Сегодня наша проблема скорее в изолированности от того, что происходит в богословских школах других православных стран, я уж не говорю о контактах с инославием. Есть личные связи, но так, чтобы мы могли системно изучать опыт коллег и тогда уже решить, что для нас неприемлемо ни вероучительно, ни методически, а что имеет смысл взять на заметку, — такого нет. Хотя, например, навыки социального служения немецких протестантов или методы благотворительности и работы с молодежью Католической Церкви заслуживают, по крайней мере, внимания.
Иногда вообще полезно познакомиться с отрицательным опытом, чтобы собственных шишек не набивать.
— Каким образом конкретные проблемы текущей церковной практики учитываются и, возможно, решаются в учебном процессе?
— Одной из важных задач сегодня является осмысление новейшей истории Русской Церкви. Кафедра церковной истории у нас сегодня — одна из самых сильных в академии. Ее преподаватели активно публикуются, участвуют в конференциях, дискутируют в Интернете. Они не всегда согласны между собой, отстаивают собственные взгляды.
— У вас даже догматисты не всегда между собой согласны.
— Кстати, да. Дискуссии ведутся, и это хорошо. Во-вторых, актуальна проблематика, связанная с каноническим строем Церкви и применением канонов к современной реальности. Это прежде всего церковное управление, отношения архиерея и священника, духовенства и мирян. Вокруг решения этих насущных вопросов кристаллизуется уже круг фундаментальных богословских проблем. Сегодня наиболее обсуждаемой оказалась сфера этики. В развитии нравственного богословия выделяется отдельное направление по биоэтике. Собственно, все актуальные вопросы современности, связанные с пастырским богословием, литургикой, приходской жизнью, выносимые на Межсоборное присутствие, активно обсуждают на занятиях.

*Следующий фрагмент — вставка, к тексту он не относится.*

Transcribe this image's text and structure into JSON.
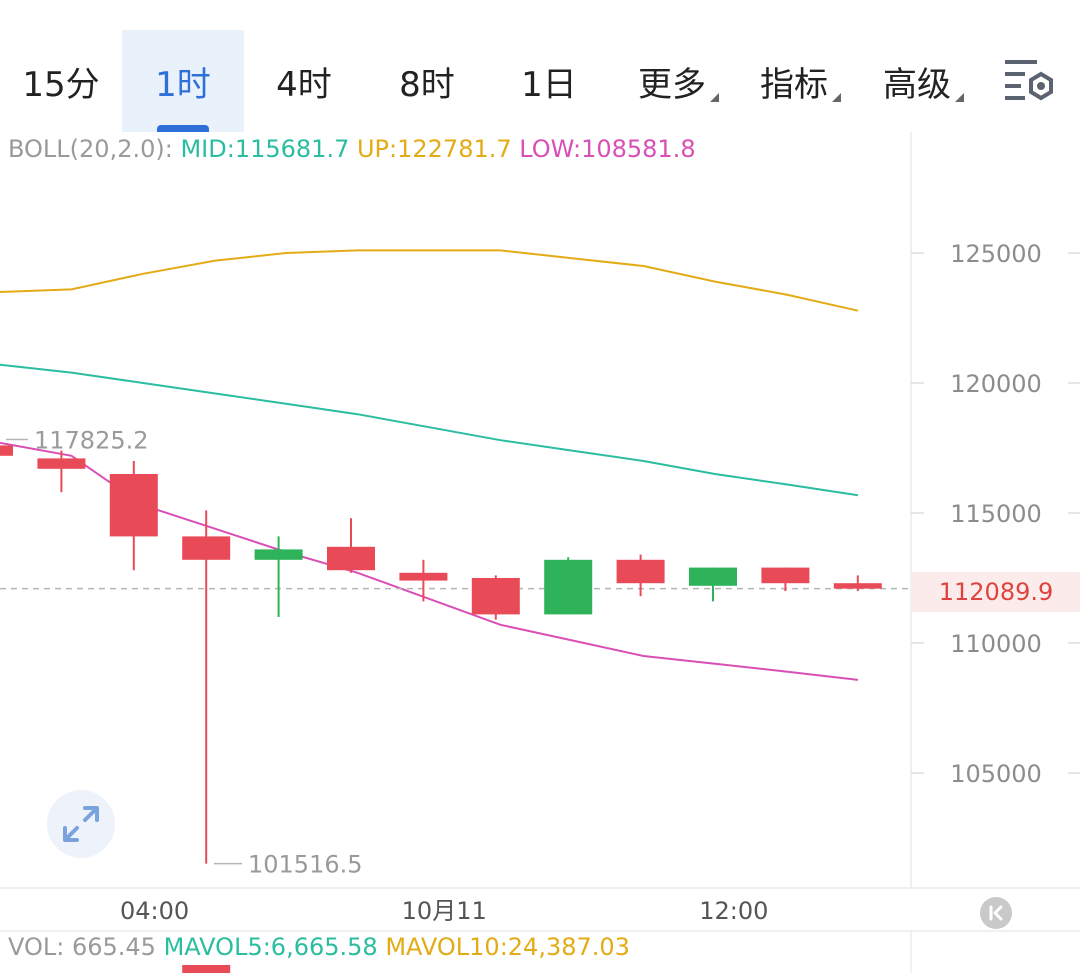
{
  "tabs": [
    {
      "label": "15分",
      "active": false,
      "dropdown": false
    },
    {
      "label": "1时",
      "active": true,
      "dropdown": false
    },
    {
      "label": "4时",
      "active": false,
      "dropdown": false
    },
    {
      "label": "8时",
      "active": false,
      "dropdown": false
    },
    {
      "label": "1日",
      "active": false,
      "dropdown": false
    },
    {
      "label": "更多",
      "active": false,
      "dropdown": true
    },
    {
      "label": "指标",
      "active": false,
      "dropdown": true
    },
    {
      "label": "高级",
      "active": false,
      "dropdown": true
    }
  ],
  "settings_icon": "chart-settings-icon",
  "legend": {
    "boll_label": "BOLL(20,2.0):",
    "mid": "MID:115681.7",
    "up": "UP:122781.7",
    "low": "LOW:108581.8"
  },
  "vol_legend": {
    "vol": "VOL: 665.45",
    "mavol5": "MAVOL5:6,665.58",
    "mavol10": "MAVOL10:24,387.03"
  },
  "current_price": "112089.9",
  "colors": {
    "up_candle": "#e94a58",
    "down_candle": "#2eb35a",
    "boll_up": "#e3ab16",
    "boll_mid": "#2bbd9f",
    "boll_low": "#d94fb5",
    "accent": "#2f6fd8"
  },
  "chart_data": {
    "type": "candlestick",
    "x_ticks": [
      {
        "label": "04:00",
        "index": 1.5
      },
      {
        "label": "10月11",
        "index": 5.5
      },
      {
        "label": "12:00",
        "index": 9.5
      }
    ],
    "y_ticks": [
      105000,
      110000,
      115000,
      120000,
      125000
    ],
    "ylim": [
      100000,
      129600
    ],
    "grid": false,
    "high_marker": "117825.2",
    "low_marker": "101516.5",
    "high_index": 0,
    "low_index": 2.5,
    "candles": [
      {
        "open": 117200,
        "close": 117600,
        "high": 117800,
        "low": 116900,
        "up": true
      },
      {
        "open": 116700,
        "close": 117100,
        "high": 117400,
        "low": 115800,
        "up": true
      },
      {
        "open": 114100,
        "close": 116500,
        "high": 117000,
        "low": 112800,
        "up": true
      },
      {
        "open": 113200,
        "close": 114100,
        "high": 115100,
        "low": 101516.5,
        "up": true
      },
      {
        "open": 113200,
        "close": 113600,
        "high": 114100,
        "low": 111000,
        "up": false
      },
      {
        "open": 112800,
        "close": 113700,
        "high": 114800,
        "low": 112700,
        "up": true
      },
      {
        "open": 112400,
        "close": 112700,
        "high": 113200,
        "low": 111600,
        "up": true
      },
      {
        "open": 111100,
        "close": 112500,
        "high": 112600,
        "low": 110900,
        "up": true
      },
      {
        "open": 111100,
        "close": 113200,
        "high": 113300,
        "low": 111100,
        "up": false
      },
      {
        "open": 112300,
        "close": 113200,
        "high": 113400,
        "low": 111800,
        "up": true
      },
      {
        "open": 112200,
        "close": 112900,
        "high": 112900,
        "low": 111600,
        "up": false
      },
      {
        "open": 112300,
        "close": 112900,
        "high": 112900,
        "low": 112000,
        "up": true
      },
      {
        "open": 112089.9,
        "close": 112300,
        "high": 112600,
        "low": 112000,
        "up": true
      }
    ],
    "boll_up": [
      123500,
      123600,
      124200,
      124700,
      125000,
      125100,
      125100,
      125100,
      124800,
      124500,
      123900,
      123400,
      122781.7
    ],
    "boll_mid": [
      120700,
      120400,
      120000,
      119600,
      119200,
      118800,
      118300,
      117800,
      117400,
      117000,
      116500,
      116100,
      115681.7
    ],
    "boll_low": [
      117700,
      117200,
      115300,
      114400,
      113500,
      112700,
      111700,
      110700,
      110100,
      109500,
      109200,
      108900,
      108581.8
    ],
    "volume_bar_index": 3
  }
}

— Чем обернулись для современного русского богословия последние 20 лет, которые принято называть временем церковной свободы?
— Какого-то колоссального плодоношения не произошло. Опубликовали все, что раньше невозможно было издать. Если говорить о развитии нашей науки, может быть, только церковная история дала какие-то всходы. Труды протоиерея Владислава Цыпина, протоиерея Георгия Митрофанова, M.B. Шкаровского — значимый вклад. Так или иначе, что-то переводится из ранее непереведенного святоотеческого наследия. Осуществляется важнейший проект — «Православная энциклопедия». Академический континуум, который формируется вокруг нее, аккумулирует научные силы.
— Какие задачи стоят перед современным русским богословием?
— Из дела одиночек церковная наука должна стать феноменом, развивающимся системно. Сегодня иногда на почве нашего богословия вырастают розы канонического права или лилии церковной этики. Но это скорее исключение из правил. Главная задача, на мой взгляд, — сделать все, чтобы церковная наука стала неотъемлемой составляющей нашего духовного образования. А статус последнего, я надеюсь, будет поддержан высшей церковной властью, и увязка между полученным высшим духовным образованием и родом-местом служения из факультативно-случайной станет закономерной.